May I know the answer for this with respect to

[dimension10]

May I know the answer for this with respect to t:

$$\sum_{n=1}^{\infty}(\frac{t}{2n}-\arctan(\frac{2t}{4n+1}))$$

Thanks in advance.

 

[hunt_mat]

Can I just expand the series as:
$$\frac{t}{2}\sum_{n=1}^{\infty}\frac{1}{n}-\sum_{n=1}^{\infty}\tan^{-1}\frac{2t}{4n+1}$$
and the first term is infinite unless t=0.

 

[micromass]

Can I just expand the series as:
$$\frac{t}{2}\sum_{n=1}^{\infty}\frac{1}{n}-\sum_{n=1}^{\infty}\tan^{-1}\frac{2t}{4n+1}$$
and the first term is infinite unless t=0.

No, that won't work. A difference of two divergent series may be divergent. A simple example is

$$\sum_{n=1}^{+\infty}{\frac{1}{n}-\frac{1}{n}}$$

I can show that the series of the OP converges using the integral test. But it seems that the OP wants the exact value of the series. I have no clue how to calculate that...

 

[Unit]

I have an idea, but I don't know where to go with it yet; try finding an expression whose derivative or integral is t/2n - arctan(2t/(4n+1)) and make that a function of t, and try to solve with power series manipulations.

 

[disregardthat]

No, that won't work. A difference of two divergent series may be divergent. A simple example is

There is no such thing as a difference between two divergent series. (sum 1/n) - (sum 1/n) and sum (1/n -1/n) are two very different things (the first one does not make sense at all).

The equivalence (sum a_n) + (sum b_n) = sum (a_n+b_n) is true (and makes sense) if and only if the sums exists (that is, converges).

 

[dimension10]

Using a calculator, I got infinity

 

[Donsig]

Writing t/(2n)-arctan(2*t/(4n+1)) as a series in t and then summing each coefficient as a series in n (in Maple) gives
(2-3/2*ln(2)-1/4*Pi)*t-1/48*Psi(2,5/4)*t^3+1/3840*Psi(4,5/4)*t^5-1/645120*Psi(6,5/4)*t^7+1/185794560*Psi(8,5/4)*t^9+O(t^11)
Psi(n,x) is the nth derivative of Psi(x), so it seems possible that the series may be expressible in terms of Psi(x). At least, this method might give you a reasonable approximation to the original series. I haven't thought carefully about the convergence issues, but I believe the original series does converge.

 

[dimension10]

Writing t/(2n)-arctan(2*t/(4n+1)) as a series in t and then summing each coefficient as a series in n (in Maple) gives
(2-3/2*ln(2)-1/4*Pi)*t-1/48*Psi(2,5/4)*t^3+1/3840*Psi(4,5/4)*t^5-1/645120*Psi(6,5/4)*t^7+1/185794560*Psi(8,5/4)*t^9+O(t^11)
Psi(n,x) is the nth derivative of Psi(x), so it seems possible that the series may be expressible in terms of Psi(x). At least, this method might give you a reasonable approximation to the original series. I haven't thought carefully about the convergence issues, but I believe the original series does converge.

t is a constant.

Anyway, I realized it should converge. It is related to the Riemann-Siegel Theta function.

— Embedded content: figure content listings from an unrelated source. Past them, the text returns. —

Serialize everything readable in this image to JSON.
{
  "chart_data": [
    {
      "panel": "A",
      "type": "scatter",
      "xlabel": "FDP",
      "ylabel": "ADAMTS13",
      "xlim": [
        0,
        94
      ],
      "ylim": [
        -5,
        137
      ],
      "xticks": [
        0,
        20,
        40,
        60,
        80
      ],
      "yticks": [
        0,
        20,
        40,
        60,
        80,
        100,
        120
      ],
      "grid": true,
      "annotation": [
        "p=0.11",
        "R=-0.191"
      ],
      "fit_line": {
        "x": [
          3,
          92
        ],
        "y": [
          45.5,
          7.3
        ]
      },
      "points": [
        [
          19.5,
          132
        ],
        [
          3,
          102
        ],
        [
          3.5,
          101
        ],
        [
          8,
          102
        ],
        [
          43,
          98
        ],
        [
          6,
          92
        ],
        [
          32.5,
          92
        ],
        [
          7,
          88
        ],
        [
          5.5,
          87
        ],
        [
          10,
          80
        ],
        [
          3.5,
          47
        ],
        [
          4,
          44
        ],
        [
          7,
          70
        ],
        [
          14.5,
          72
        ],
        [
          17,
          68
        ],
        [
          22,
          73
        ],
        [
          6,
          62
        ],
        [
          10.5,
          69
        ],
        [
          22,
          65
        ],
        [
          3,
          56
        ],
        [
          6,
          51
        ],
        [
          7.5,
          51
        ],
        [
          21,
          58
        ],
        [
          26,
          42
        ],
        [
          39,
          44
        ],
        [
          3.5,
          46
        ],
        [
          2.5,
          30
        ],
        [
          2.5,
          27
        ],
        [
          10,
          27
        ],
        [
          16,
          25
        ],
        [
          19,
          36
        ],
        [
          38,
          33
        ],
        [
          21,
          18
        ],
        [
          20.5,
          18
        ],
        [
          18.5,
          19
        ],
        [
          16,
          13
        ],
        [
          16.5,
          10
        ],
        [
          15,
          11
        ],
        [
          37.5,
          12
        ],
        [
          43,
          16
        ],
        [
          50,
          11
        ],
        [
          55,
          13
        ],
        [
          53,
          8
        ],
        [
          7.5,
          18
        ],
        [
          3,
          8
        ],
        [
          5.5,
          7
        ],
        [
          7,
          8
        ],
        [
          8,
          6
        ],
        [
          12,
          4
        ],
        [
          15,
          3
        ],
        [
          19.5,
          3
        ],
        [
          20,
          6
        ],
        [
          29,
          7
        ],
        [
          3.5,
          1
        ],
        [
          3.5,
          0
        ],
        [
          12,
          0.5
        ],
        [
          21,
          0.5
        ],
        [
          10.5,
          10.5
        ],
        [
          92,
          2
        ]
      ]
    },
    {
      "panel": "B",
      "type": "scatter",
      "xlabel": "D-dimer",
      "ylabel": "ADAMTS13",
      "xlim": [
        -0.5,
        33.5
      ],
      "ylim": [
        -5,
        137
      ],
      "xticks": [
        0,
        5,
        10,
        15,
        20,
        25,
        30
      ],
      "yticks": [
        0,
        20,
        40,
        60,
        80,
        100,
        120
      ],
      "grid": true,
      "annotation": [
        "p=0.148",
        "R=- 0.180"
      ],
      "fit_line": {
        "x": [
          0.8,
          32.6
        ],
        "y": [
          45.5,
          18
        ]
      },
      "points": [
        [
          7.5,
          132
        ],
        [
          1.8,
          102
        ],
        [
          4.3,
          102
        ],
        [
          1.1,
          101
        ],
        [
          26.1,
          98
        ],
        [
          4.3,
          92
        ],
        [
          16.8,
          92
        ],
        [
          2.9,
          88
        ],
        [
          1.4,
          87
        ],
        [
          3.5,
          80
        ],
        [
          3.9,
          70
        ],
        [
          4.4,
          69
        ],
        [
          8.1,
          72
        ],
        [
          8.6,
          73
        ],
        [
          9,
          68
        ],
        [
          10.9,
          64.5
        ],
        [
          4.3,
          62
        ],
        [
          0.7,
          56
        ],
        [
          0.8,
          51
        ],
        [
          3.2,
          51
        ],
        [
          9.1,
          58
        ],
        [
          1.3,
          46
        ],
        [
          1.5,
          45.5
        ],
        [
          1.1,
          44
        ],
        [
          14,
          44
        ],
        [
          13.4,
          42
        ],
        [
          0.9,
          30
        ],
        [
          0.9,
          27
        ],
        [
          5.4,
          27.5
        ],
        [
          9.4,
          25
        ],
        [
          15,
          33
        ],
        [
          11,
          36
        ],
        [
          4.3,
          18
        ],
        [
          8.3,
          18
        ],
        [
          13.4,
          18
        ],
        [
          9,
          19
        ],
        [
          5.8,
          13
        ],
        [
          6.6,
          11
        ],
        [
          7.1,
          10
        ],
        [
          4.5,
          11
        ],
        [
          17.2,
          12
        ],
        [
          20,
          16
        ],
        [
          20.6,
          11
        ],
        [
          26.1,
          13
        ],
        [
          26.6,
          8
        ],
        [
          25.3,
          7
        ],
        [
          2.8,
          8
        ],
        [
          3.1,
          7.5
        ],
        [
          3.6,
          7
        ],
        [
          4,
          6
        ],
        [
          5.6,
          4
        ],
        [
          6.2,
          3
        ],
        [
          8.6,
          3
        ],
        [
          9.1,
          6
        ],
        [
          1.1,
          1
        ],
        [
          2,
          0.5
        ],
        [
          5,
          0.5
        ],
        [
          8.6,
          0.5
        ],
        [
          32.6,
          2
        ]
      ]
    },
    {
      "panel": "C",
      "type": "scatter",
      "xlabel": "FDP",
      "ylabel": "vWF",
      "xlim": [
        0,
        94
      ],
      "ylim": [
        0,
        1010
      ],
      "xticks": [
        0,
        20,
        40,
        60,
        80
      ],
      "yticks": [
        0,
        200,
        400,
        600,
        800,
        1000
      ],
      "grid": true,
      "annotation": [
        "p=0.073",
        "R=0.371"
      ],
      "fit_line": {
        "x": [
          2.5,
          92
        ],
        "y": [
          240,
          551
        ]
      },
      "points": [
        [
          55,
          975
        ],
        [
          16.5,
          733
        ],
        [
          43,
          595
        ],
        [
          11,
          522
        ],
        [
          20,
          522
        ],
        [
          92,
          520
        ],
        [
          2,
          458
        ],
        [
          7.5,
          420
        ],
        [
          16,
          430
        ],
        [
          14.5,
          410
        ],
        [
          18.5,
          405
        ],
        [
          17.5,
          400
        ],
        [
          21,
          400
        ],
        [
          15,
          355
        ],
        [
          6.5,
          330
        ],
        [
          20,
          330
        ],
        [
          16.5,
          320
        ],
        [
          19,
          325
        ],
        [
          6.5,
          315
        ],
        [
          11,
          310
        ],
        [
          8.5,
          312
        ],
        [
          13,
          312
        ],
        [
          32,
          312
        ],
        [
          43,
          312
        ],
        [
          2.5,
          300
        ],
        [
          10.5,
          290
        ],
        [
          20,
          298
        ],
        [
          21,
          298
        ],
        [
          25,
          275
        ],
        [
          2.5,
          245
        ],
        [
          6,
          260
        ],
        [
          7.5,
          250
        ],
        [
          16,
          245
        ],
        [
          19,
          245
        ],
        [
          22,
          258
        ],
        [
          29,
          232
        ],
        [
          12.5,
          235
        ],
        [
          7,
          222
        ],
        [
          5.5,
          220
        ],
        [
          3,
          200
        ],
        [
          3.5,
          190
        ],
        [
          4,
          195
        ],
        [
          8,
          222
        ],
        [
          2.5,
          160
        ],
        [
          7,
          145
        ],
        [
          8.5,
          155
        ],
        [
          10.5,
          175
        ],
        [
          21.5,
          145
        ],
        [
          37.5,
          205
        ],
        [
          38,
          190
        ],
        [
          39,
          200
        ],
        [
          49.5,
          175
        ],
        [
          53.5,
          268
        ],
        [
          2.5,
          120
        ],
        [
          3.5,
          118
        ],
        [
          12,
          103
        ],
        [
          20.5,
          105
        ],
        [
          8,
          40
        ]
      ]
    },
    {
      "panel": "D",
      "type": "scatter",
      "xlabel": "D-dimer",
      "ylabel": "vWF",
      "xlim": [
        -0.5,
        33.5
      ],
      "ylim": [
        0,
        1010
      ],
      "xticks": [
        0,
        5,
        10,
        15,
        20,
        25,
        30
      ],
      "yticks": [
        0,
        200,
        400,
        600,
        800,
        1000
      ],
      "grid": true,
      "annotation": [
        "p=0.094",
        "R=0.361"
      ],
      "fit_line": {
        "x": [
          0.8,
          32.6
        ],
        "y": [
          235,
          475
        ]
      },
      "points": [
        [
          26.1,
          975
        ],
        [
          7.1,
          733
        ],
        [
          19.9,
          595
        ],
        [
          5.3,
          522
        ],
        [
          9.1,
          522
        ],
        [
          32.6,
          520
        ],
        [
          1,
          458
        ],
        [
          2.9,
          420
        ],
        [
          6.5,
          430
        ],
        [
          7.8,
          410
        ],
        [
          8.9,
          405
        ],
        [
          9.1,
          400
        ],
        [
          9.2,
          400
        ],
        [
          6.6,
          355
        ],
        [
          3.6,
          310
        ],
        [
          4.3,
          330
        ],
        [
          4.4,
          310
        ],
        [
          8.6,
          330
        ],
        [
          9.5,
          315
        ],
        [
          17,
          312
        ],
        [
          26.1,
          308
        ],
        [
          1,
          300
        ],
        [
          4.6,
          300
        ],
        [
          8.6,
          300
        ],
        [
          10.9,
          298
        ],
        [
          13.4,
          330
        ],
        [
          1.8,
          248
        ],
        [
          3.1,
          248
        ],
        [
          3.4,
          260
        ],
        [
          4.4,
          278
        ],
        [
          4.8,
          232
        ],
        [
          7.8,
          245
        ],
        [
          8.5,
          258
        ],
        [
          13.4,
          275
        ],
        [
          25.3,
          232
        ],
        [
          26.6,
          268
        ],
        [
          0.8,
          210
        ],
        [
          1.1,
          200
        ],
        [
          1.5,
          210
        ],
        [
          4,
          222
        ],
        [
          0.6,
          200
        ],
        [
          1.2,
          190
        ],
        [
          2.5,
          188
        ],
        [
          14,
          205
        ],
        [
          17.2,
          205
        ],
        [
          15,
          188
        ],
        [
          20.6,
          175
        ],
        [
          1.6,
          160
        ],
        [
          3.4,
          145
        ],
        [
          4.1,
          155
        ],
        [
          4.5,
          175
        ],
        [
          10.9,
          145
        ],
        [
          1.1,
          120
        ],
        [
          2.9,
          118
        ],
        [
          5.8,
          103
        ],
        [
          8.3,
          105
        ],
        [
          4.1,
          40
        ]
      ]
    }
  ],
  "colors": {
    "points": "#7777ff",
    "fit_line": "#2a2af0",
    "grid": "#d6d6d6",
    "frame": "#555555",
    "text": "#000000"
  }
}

$$\theta (t) = - \frac{t\, \gamma + t\;\mbox{ln}\: \pi}{2}-\arctan 2t + \sum_{n=1}^{\infty}(\frac{t}{2n}-\arctan\frac{2t}{4n+1})$$

and this theta function does converge, at least when the Z-function is concerned.

 

[bpet]

t is a constant.

Anyway, I realized it should converge. It is related to the Riemann-Siegel Theta function.

$$\theta (t) = - \frac{t\, \gamma + t\;\mbox{ln}\: \pi}{2}-\arctan 2t + \sum_{n=1}^{\infty}(\frac{t}{2n}-\arctan\frac{2t}{4n+1})$$

and this theta function does converge, at least when the Z-function is concerned.

Put

$$\arctan\frac{2t}{4n+1} = \int_0^t \frac{2(4n+1)}{(4n+1)^2+4x^2}dx$$

and interchanging the sum and integral and using Mathematica gives

$$\int_0^t \sum_{n=1}^{\infty} \frac{1}{2n} -\frac{2(4n+1)}{(4n+1)^2+4x^2} dx<br /> = \frac{\gamma t}{2} + \frac{1}{2i}(\log\Gamma(5/4+it/2)-\log\Gamma(5/4-it/2))$$

It should be possible to put the solution in real form, for example with the right integral representation of log(Gamma).